You and other scientists at the Allen Institute can continuously improve these models, and the “integrated cell” is based on this work. But can scientists outside the Allen Institute use this method, too?
That’s a big part of our entire mission. When Google built AlphaGo to beat the best Go players in the world, that thing had 200 years of gameplay under its belt. Those resources are totally unattainable by any other institute in the world, except maybe Amazon or Microsoft. We want other people to be able to use our cell lines and our technology for their own research in their labs, but they don’t necessarily need to have that level of refined pipeline that we do.
One of the things we tried very hard to do was to build these models on commodity hardware — just a normal computer with a graphics card — with a number of [training] images that is acquirable by a normal human being in a normal laboratory. All of our models are trained on about 30 images [of fluorescently labeled cell structures]. This is what a graduate student can do in less than an afternoon in their lab. And you can go build a computer that can do this for about $2,000, which is pretty cheap as far as laboratory equipment goes. If you really need to go build a model that does something useful, it shouldn’t be difficult to do.

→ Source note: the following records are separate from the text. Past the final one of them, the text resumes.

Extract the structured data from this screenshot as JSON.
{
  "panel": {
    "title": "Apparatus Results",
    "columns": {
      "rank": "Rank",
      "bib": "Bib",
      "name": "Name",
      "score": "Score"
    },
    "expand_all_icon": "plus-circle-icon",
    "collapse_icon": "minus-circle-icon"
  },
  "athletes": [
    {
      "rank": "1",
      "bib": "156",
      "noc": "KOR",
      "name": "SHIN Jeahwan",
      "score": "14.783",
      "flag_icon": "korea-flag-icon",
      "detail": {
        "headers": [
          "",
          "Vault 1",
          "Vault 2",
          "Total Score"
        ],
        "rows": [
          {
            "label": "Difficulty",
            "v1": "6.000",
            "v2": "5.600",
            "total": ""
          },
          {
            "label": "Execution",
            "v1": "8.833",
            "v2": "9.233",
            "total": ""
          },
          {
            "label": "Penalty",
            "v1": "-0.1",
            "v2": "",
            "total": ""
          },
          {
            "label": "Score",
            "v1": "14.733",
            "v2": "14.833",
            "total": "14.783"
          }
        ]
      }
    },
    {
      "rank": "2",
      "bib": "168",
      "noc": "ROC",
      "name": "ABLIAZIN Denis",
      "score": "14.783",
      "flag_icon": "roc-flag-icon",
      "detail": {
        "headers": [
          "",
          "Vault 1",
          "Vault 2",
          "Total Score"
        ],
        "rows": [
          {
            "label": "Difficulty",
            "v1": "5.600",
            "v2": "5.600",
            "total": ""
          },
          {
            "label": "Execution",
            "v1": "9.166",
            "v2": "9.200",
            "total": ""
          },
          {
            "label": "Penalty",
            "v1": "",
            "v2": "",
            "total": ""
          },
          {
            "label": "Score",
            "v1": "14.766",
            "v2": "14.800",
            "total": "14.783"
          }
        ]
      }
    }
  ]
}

How do you see this technology progressing? What do you want cell biologists to be able to see with AI’s help in the future?
What we want to be able to do is take a movie of the cell and watch how the relationships between the inner structures change in a predictive sense.
The microtubule and the DNA, for example. When a cell splits in two, the microtubules, which normally make the cell keep its shape, take the DNA and pull it apart into the two copies on either side of the cell. This phenomenon is well known; it’s one of the first things that cell biologists ever saw. But there are a lot of relationships between these two structures that are incredibly subtle — maybe so difficult to detect that a human eye could not see them. We want to be able to use these bleeding-edge computer vision and machine learning methods to automatically dissect the relationships between these structures.
Is this only for image data?
No, we don’t need to limit ourselves. We can take all sorts of signals and measurements of a cell and model their relationships to each other. To use the glass-car metaphor again: You’d not only see all the parts inside distinctly labeled, you’d also see what the mileage is, when it was assembled, how old those parts are, whether or not they’ve been replaced — that sort of thing.
You could think of this [technology] as a data-driven, heads-up virtual reality display for a microscope. Anything that we can measure in our cells, or any pairs of measurements, we can relate to each other. Every five or 10 years, scientists come up with a new way of taking measurements. And it totally changes the way we think about biology, or maybe science in general. When scientists are looking at their tissue sample, we want them to pull up this display and have it predict every single thing about the cells that we could possibly measure.